Negotiating a Treatment Plan
Essential Concepts
Elicit the patient’s agenda.
Negotiate a plan that you and your patient can agree on.
Help the patient implement the agreed-on plan.
Once you’ve come up with a diagnosis, you have to determine a treatment plan based on that diagnosis. A treatment plan is something you should arrive at with your patient, rather than handing it to her like a prescription. The more you involve your patient in planning treatment, the more likely that she will follow through with the plan.
Compliance was once a popular term for describing good follow up, but now that term is being gradually replaced with adherence, which implies less passivity. A patient chooses to adhere, whereas he is made to comply. Researchers have found that when clinicians and patients negotiate a treatment plan together, both adherence and clinical outcome are improved (Eisenthal et al. 1979). Lazare et al. (1975) have outlined an approach to negotiating a treatment plan that makes good sense, from which the following schema is adapted.

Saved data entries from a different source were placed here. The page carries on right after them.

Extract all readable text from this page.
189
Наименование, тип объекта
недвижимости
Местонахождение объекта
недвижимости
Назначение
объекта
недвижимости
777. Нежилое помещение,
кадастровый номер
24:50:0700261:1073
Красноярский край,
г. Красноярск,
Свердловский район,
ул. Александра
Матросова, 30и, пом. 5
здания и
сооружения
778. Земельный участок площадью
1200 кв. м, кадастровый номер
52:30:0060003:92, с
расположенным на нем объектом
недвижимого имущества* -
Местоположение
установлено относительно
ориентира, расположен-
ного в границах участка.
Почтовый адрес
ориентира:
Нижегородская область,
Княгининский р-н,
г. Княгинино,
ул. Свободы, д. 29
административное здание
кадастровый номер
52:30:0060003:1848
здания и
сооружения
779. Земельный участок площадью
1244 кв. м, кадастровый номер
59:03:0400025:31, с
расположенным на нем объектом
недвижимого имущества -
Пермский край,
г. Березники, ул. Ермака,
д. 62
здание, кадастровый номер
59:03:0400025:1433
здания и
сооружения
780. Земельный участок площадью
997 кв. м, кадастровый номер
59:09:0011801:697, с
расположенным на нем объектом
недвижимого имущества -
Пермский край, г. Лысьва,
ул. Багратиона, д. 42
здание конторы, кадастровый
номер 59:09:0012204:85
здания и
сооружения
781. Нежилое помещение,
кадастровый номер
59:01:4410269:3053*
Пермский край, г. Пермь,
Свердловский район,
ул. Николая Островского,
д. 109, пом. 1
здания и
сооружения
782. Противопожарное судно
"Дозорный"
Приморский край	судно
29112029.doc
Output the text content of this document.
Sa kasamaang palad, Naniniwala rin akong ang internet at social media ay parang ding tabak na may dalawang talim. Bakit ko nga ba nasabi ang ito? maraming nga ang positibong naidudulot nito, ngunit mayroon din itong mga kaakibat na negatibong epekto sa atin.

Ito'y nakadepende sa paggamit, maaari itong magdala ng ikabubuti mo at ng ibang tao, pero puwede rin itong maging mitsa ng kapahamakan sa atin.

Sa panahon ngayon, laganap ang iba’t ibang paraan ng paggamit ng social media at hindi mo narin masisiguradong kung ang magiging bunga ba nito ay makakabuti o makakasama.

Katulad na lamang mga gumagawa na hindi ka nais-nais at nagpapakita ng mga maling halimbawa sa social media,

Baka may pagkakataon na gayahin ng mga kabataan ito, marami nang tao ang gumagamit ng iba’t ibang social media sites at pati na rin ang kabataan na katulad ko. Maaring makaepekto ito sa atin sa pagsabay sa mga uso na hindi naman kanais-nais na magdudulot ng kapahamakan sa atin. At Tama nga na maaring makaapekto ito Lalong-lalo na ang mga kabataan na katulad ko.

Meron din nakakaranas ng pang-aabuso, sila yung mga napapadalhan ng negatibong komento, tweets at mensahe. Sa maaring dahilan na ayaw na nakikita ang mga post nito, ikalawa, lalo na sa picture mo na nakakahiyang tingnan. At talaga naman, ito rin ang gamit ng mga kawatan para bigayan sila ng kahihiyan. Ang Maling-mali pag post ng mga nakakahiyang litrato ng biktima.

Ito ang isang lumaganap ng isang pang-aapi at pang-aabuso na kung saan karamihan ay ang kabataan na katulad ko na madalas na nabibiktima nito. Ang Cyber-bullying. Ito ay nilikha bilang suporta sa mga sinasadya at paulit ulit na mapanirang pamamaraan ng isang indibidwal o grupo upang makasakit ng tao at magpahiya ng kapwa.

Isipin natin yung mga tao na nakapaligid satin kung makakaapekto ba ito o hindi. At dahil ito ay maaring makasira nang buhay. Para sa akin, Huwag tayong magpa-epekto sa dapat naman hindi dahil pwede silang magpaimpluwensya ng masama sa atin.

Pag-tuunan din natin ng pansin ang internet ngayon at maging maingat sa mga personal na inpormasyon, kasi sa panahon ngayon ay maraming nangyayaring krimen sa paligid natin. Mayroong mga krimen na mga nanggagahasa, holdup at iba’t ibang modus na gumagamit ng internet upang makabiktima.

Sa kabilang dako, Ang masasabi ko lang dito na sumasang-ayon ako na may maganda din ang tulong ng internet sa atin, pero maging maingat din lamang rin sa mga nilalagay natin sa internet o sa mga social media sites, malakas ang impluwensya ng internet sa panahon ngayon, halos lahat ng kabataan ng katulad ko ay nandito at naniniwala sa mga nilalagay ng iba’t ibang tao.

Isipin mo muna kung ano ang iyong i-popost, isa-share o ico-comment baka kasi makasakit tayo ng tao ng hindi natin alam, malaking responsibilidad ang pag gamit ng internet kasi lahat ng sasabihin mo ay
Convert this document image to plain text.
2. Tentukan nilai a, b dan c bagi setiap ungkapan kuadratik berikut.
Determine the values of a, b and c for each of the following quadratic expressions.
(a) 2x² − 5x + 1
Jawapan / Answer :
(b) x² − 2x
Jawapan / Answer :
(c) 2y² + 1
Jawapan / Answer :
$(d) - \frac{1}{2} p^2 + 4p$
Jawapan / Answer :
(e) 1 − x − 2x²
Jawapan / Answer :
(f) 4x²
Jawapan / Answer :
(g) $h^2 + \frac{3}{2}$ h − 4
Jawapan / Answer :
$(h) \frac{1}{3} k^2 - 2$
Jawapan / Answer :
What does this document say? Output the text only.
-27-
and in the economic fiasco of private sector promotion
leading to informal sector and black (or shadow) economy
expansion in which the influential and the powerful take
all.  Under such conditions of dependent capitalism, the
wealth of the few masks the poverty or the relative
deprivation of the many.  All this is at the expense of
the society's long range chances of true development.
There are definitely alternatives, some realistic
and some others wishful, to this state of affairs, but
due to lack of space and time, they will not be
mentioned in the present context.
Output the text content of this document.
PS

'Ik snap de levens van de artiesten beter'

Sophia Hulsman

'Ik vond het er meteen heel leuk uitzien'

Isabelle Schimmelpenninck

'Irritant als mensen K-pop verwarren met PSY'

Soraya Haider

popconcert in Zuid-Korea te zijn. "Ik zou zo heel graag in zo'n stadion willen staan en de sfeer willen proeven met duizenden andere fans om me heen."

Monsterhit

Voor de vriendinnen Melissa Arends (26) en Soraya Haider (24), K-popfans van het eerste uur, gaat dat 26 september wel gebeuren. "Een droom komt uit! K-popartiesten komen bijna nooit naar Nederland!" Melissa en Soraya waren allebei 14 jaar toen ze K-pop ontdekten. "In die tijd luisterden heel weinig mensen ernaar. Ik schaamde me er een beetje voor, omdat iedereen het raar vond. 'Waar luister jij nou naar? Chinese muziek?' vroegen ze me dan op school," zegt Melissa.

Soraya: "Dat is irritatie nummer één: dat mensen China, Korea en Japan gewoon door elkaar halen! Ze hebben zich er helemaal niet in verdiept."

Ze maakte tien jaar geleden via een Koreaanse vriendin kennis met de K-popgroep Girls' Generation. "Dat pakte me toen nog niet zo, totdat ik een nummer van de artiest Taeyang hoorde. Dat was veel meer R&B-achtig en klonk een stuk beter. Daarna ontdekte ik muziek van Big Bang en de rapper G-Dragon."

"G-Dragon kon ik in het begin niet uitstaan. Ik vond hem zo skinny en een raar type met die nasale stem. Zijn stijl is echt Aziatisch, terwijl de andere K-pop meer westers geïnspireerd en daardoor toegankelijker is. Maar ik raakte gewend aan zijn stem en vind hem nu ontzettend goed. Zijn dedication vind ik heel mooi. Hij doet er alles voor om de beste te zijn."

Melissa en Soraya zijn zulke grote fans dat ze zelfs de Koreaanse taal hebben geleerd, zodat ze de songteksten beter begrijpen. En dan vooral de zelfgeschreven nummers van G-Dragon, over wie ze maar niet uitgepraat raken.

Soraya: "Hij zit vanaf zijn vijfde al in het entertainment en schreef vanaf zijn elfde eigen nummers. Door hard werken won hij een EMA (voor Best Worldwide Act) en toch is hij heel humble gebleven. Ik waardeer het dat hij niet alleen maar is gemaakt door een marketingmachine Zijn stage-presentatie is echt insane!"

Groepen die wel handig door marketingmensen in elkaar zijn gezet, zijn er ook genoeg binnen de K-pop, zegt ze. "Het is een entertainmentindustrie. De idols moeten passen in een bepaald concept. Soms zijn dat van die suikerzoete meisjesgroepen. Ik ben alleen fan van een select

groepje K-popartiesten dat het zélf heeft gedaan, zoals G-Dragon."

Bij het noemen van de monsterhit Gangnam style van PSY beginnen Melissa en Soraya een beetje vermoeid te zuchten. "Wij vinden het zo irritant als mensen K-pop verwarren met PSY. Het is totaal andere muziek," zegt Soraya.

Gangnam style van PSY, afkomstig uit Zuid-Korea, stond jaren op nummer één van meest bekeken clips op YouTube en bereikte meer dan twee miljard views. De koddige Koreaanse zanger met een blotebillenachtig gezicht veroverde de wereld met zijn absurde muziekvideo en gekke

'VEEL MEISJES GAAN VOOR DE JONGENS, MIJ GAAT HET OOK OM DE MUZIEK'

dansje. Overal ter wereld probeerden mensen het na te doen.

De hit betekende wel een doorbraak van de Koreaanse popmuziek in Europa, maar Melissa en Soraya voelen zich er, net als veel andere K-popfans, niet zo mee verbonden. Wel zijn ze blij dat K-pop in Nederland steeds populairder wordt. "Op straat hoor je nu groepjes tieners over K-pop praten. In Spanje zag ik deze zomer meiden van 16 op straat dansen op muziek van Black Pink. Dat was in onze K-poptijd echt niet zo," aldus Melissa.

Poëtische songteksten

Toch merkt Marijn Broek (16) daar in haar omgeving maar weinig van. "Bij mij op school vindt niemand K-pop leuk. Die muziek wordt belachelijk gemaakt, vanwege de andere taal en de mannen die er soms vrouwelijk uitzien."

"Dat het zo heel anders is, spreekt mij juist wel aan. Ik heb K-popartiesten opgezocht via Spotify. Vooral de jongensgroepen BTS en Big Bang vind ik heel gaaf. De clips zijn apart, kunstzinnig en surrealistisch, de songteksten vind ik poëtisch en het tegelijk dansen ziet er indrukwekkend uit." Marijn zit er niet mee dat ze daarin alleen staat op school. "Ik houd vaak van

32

ELICIT THE PATIENT’S AGENDA
Your patient’s agenda may not be as obvious as it first appears. You can begin to elicit it with a simple question, such as
How do you hope I can help you?
Note that this is a less confrontational way of asking about your patient’s agenda than asking
What do you want?
What do you expect?
At this point, the patient may answer vaguely or put the ball back in your court:
I want to feel better.
I don’t know. You’re the doctor.
It’s often important to clarify what sort of information you’re seeking:
How were you hoping that I could help you to feel better?

Often, patients come into an interview with a few specific requests, such as a desire for medication, therapy, a community referral, a letter to their employer, and so on. Some patients may feel embarrassed about divulging their requests so blatantly and may need some encouragement from you:
Sometimes patients have a pretty clear idea of what they’d like, for instance medication, counseling, or a piece of advice about something, a letter to someone. (A normalizing response.)